There is a very powerful mafia with business interests in the Tema Oil Refinery. Mills has even a few party friends and brethren in the oil brotherhood.
He has received an accurate rundown on things and it is up to him to clean things up if he has a serious interest in a second term of office!
Amid accusations that he had something to do with Mills's oil problems, Kufuor was having problems of his own: Kufuor-friendly media had inflated a colourful balloon of great expectations that the former President was going to be the recipient of the third edition of the Mo Ibrahim Award for African Leadership Achievement. Kufuor's friends tipped him ahead of Obasanjo and Mbeki to win the award.
The award goes with the biggest monetary prize ever: The recipient gets half a million dollars per year for 10 years, then $200,000 a year for the rest of the winner's life.

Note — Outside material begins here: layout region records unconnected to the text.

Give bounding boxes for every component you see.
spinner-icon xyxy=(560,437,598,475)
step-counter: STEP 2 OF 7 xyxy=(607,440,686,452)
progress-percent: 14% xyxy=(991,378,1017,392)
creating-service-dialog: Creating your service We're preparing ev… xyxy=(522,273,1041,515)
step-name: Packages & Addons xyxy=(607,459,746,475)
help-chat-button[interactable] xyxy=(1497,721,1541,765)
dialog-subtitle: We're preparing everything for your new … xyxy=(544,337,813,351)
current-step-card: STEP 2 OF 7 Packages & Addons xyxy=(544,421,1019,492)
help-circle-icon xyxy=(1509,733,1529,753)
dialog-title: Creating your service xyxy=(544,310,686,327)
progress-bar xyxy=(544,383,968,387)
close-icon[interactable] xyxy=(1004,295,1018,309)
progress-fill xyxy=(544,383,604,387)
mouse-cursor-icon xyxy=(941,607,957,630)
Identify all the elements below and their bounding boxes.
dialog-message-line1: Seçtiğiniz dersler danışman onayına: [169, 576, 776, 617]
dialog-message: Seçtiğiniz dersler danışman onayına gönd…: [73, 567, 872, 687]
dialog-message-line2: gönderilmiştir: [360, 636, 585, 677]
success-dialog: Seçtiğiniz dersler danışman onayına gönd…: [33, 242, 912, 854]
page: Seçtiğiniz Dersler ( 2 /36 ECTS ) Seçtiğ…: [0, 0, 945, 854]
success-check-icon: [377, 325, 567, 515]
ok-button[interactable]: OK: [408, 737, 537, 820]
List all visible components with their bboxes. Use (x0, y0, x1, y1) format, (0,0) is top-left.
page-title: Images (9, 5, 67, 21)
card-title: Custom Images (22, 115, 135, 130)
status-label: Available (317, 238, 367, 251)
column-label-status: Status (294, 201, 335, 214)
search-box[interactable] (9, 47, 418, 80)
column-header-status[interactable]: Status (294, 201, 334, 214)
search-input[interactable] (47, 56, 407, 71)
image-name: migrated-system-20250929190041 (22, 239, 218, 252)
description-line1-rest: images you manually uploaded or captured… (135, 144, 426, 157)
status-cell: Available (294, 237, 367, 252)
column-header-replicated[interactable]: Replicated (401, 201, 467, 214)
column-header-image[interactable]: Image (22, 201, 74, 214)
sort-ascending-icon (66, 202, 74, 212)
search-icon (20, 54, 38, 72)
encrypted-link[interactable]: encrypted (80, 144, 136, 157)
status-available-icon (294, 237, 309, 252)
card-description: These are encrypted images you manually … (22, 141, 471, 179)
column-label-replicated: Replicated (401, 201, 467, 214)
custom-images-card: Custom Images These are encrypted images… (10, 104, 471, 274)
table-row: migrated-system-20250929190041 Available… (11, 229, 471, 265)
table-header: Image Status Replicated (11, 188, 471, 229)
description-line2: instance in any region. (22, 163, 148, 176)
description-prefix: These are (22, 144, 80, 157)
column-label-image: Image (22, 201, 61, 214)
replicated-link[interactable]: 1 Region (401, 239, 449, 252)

The Nobel Peace Prize laureate gets only $1.5 million, remember?
As the minutes ticked by on Monday, all waited with bated breath for the fine hour. The hour came, and pooff!! (That was the balloon!). The awards committee had found none of the nominees suitable for the award.
The typical African leader lives in absolute comfort at the taxpayer's expense, while millions of his socially vulnerable people just barely manage to get by on the rickety train of daily survival.
Should a citation not go to the former and the cash spent on water, food, medicines and farm tools for the latter?
Ibrahim wrote an article in the Guardian the other time, staunchly defending his choice of beneficiaries: It is intended to discourage African leaders from stealing public money while in office, for fear of post-retirement poverty and the even more grievous sin of trying to cling on to political power at the end of their term.
Unfortunately, the award does not appear to be motivating many African leaders toward good governance at all, and some like Yahaya Jameh, are even becoming international outlaws.
The other time Yahaya Jameh emerged from a bush on the outskirts of Banjul brandishing some herbs and claiming to have found a cure for HIV/AIDS, I speculated that the guy might be a dangerous crank.
He denied that his security goons were behind the murder of about 40 Ghanaians in The Gambia in 2005. After four years of diplomatic wrangling, a plane landed at KIA this week with the bodies of six of our murdered compatriots.
Now, the fat cat is out of the darned bag and we know the man could well be a bloodthirsty hound in the mould of Amin.
People around the world must have scandalised beyond belief, when the man recently threatened that he would kill human rights activists in The Gambia “and nothing will come of it.” I wonder who told this man that.
Let this character keep on at this rate. I would be the last to encourage Yankee gang-ho-ism, but if he believes he can kill human rights activists and get away with it, and then he is probably heading the way of Noriega and Saddam.
With guys like this around, how can we criticise the arrogant posturing of the US in assuming the role of chief constable of the planet? Who else would take them out?
Even if the Yanks don't get him, he might one day go the way of Charles Taylor and the rest of the now deposed gang in the gallery of former rogue heads of state. The impotent African Union has kept as mum as a big clam.
So in Guinea, Moussa Camara's security forces storm a pro-democracy rally and slaughter 157 people in broad daylight. Are we really in the year 2009, Jomo?